Home School Law Improved
Arizona has seen a dramatic change to its home school law. The home school leadership in this state has been working extremely hard for several years to make changes to the home school law. This year, all their efforts have paid off and home schoolers in Arizona can now enjoy more freedom as a result.
Those contemplating home education no longer have to pass a proficiency exam (ATPE) in order to teach their children at home. This provision has been stricken from the law. One must only be the “parent” in order to teach their children at home.
While the affidavit of intent under the new law requires more information, parents are no longer required to notify annually.
Another major improvement to the home school law was the complete revision to the academic assessment provisions of the law. Families now have the option to choose their form of academic assessment form: (1) a nationally-normed standardized achievement test administered through the public school; or (2) a nationally-normed standardized achievement test administered by someone authorized by the publisher of the test selected by the parent; or (3) an academic evaluation conducted by a “qualified” independent evaluator selected by the parent.
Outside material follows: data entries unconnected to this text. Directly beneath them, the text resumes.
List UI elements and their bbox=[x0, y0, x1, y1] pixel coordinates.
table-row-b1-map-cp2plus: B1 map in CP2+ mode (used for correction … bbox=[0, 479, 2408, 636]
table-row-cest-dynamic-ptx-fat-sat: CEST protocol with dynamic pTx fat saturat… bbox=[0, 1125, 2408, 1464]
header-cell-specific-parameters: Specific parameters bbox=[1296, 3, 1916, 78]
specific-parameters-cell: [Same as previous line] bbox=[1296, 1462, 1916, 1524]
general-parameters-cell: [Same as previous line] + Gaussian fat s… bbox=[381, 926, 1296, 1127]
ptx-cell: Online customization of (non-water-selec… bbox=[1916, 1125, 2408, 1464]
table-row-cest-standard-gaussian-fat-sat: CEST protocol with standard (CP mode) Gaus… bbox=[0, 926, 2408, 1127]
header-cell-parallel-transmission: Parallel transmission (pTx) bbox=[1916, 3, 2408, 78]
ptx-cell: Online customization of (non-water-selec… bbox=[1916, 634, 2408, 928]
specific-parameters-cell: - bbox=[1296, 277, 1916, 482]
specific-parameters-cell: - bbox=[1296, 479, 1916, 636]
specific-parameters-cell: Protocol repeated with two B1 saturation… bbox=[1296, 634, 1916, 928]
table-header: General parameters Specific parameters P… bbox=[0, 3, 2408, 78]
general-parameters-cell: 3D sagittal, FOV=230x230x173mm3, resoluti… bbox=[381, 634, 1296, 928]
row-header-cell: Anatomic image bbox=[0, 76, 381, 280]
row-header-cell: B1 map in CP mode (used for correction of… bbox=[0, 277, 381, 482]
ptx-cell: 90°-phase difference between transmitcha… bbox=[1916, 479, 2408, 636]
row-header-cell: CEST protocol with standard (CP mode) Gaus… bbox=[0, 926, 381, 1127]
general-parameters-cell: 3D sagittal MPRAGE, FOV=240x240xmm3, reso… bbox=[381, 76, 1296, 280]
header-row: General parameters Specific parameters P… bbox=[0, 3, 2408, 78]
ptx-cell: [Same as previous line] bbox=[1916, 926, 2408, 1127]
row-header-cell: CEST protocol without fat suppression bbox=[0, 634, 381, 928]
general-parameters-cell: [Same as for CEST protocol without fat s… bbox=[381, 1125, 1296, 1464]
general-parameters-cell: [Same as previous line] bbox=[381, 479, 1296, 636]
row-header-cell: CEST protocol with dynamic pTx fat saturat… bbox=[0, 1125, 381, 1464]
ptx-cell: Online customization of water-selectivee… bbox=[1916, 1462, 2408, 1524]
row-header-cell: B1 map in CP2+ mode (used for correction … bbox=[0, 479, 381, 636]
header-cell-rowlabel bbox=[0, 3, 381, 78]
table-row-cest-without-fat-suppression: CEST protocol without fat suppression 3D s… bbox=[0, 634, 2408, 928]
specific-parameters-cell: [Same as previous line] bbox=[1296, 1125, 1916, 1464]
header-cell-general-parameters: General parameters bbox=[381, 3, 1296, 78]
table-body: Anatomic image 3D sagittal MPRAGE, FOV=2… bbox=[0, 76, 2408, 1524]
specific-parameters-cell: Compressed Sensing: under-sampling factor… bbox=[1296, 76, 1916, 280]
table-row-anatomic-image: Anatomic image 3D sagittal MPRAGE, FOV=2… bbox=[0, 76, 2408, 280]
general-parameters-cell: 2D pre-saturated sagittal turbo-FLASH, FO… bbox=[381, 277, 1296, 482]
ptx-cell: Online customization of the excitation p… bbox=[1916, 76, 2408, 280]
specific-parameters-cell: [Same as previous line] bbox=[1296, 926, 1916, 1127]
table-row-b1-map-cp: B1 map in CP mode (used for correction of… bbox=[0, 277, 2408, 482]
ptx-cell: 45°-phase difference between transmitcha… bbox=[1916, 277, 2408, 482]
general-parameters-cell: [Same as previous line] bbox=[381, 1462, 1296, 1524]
A further improvement is the fact that academic assessment is not required until the child reaches the age of 8, and is only required every three years thereafter.
An additional improvement is that the authority of the county superintendent to examine the test results to determine if “reasonable educational progress” is occurring has been removed from the law.
The academic progress evaluations will not be required for students who have been in a home instruction program before the effective date of this act, or who have taken a standardized test for the 1992-93 school year, until 1996.